Thought divides knowing into a knower and the known, loving into a lover and the beloved, and perceiving into a perceiver and the perceived. As such, it is thought alone that abstracts a subject and an object from the seamless, unnamable intimacy of pure Knowing or Experiencing.

The Ever-Present Reality of Experience


Consciousness is our primary experience. It is ever-present.

Consciousness takes the shape of thinking and imagining to appear as the mind. It takes the shape of sensing to appear as the body. And it takes the shape of perceiving to appear as the world.

The idea that there is a mind independent of thinking, that there is a body independent of sensing and that there is a world independent of perceiving, is simply that, an idea.

The mind, the body and the world are concepts that are never experienced as such.

The mind, the body and the world are nothing other than thinking, sensing and perceiving.

And thinking, sensing and perceiving are nothing other than Consciousness.

Consciousness is simultaneously the substance of thinking, sensing and perceiving, and its knowing.

* * *

Consciousness projects itself, as it were, through the faculties of thinking, sensing and perceiving, and seems to become an object, an other, a world.

However, this projection always remains within itself, although it seems to take place outside of itself.

Consciousness seems to remain on this side of the projection as ‘I,’ and everything that seems to be on the other side, the ‘not-me’ side, becomes an ‘object,’ an ‘other,’ the ‘world.’

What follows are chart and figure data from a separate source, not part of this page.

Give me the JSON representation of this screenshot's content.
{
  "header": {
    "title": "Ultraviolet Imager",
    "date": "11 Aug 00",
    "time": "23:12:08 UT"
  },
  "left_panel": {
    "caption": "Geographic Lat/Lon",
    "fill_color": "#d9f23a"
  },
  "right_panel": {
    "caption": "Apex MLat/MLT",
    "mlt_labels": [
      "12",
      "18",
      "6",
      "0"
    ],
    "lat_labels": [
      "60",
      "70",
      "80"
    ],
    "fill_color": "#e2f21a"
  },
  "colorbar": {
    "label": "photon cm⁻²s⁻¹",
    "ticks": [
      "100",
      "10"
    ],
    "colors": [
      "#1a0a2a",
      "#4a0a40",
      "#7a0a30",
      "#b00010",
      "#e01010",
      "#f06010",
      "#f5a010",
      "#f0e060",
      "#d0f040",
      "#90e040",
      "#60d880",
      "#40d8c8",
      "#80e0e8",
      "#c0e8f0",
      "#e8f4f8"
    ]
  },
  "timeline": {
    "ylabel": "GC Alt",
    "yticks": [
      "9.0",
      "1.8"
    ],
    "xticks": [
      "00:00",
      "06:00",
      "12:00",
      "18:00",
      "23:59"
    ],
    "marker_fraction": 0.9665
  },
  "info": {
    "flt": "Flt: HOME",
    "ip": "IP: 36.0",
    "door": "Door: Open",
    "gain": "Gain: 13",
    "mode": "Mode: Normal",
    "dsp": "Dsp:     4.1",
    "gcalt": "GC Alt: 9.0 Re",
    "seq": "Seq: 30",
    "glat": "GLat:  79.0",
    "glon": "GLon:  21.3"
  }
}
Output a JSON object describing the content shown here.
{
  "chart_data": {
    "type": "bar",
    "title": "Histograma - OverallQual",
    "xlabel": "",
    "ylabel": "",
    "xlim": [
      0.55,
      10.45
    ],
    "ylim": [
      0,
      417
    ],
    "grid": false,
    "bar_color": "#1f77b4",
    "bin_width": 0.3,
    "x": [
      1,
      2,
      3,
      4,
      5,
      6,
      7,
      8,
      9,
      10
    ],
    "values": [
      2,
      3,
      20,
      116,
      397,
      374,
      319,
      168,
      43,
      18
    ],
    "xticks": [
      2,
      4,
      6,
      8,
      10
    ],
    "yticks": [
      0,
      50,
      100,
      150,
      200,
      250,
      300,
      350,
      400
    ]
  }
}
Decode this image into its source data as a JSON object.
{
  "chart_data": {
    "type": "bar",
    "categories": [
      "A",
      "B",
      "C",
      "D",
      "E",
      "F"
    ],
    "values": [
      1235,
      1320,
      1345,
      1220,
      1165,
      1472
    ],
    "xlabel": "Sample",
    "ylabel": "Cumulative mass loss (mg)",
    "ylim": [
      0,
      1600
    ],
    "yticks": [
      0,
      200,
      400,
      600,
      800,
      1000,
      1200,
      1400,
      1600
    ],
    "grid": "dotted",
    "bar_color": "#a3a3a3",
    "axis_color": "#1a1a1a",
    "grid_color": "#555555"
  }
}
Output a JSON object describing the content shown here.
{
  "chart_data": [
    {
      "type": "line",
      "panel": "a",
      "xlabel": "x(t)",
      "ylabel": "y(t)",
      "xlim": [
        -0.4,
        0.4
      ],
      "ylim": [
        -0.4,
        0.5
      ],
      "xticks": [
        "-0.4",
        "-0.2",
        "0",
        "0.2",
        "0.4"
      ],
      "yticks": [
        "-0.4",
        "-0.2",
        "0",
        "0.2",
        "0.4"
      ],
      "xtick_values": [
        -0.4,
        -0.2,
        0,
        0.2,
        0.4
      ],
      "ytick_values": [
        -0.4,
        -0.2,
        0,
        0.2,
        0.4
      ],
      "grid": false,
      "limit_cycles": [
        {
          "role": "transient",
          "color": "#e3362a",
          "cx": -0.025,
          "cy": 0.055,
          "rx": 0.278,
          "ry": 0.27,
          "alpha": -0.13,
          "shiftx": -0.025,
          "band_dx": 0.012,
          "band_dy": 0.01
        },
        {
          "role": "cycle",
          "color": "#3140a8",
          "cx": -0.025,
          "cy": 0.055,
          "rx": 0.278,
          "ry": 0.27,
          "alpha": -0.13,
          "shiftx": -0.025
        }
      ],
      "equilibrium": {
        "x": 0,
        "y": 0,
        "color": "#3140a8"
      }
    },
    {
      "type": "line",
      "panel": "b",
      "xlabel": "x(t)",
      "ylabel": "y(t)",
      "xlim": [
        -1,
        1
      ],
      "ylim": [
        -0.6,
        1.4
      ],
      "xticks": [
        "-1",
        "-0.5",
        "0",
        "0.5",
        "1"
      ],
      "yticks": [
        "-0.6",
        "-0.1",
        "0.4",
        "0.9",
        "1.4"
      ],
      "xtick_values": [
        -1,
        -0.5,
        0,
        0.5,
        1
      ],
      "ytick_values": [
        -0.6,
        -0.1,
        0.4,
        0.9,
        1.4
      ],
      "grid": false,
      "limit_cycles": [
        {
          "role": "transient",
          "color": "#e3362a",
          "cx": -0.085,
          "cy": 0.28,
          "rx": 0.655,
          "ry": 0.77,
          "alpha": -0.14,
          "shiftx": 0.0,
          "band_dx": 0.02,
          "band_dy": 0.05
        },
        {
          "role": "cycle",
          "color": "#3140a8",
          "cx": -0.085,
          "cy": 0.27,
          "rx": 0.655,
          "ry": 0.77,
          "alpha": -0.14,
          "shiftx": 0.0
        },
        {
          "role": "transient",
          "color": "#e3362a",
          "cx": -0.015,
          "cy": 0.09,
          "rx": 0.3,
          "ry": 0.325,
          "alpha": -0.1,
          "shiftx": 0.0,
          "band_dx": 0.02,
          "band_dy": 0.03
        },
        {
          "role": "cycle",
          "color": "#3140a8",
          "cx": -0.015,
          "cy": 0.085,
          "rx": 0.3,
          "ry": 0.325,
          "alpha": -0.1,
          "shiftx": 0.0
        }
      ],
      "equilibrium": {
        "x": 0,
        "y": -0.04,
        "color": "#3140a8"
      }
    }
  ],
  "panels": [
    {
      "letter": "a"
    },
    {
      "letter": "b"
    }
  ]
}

Consciousness seems to divide its own Oneness into “I’ and an object, ‘I’ and an ‘other,’ ‘I’ and the ‘world.’

Consciousness then seems to become the knower, the experiencer, the thinker, the feeler, the doer.

It seems to become located, limited and personal.

And the ‘other’ or the ‘world’ seems, simultaneously, to become the known, the experienced, the thought, the felt, the deed.

This is the apparent birth of the separate self and the object or world. They become the twins of Oneness.

However, in Reality this birth never takes place. This separation between the knower and the known, the experiencer and the experienced, the thinker and the thought, the feeler and the felt, the doer and the deed, never actually takes place.

Through this imaginary separation, thinking is divided into a thinker and a thought. Feeling is divided into a feeler and a felt. Knowing is divided into a knower and the known. Action is divided into a doer and a deed. Experiencing is divided into an experiencer and the experienced.

Oneness is divided into a subject and an object.

‘I’ and ‘Am’ separate.

Consciousness becomes the self, the subject. Being becomes the world, existence, the object.

However, if we proceed back along this projected path, in the opposite direction from which it arose, the mind, the body and the world are reduced in our understanding to thinking, sensing and perceiving. And if we look more closely at the nature of thinking, sensing and perceiving, we find that it is always only Consciousness.

The mind the body and the world do not become Consciousness as a result of this. They have always only ever been what they eternally are. However now they are known and felt as such.

And Consciousness, whatever it is that is experiencing this current experience, realises itself simultaneously as the substance of this experience.

Consciousness and Being, which were never really separated, reunite. Oneness prevails.

Consciousness knows itself as the unlimited, impersonal Presence, which is taking the shape of every limited and personal appearance of the body, mind and world.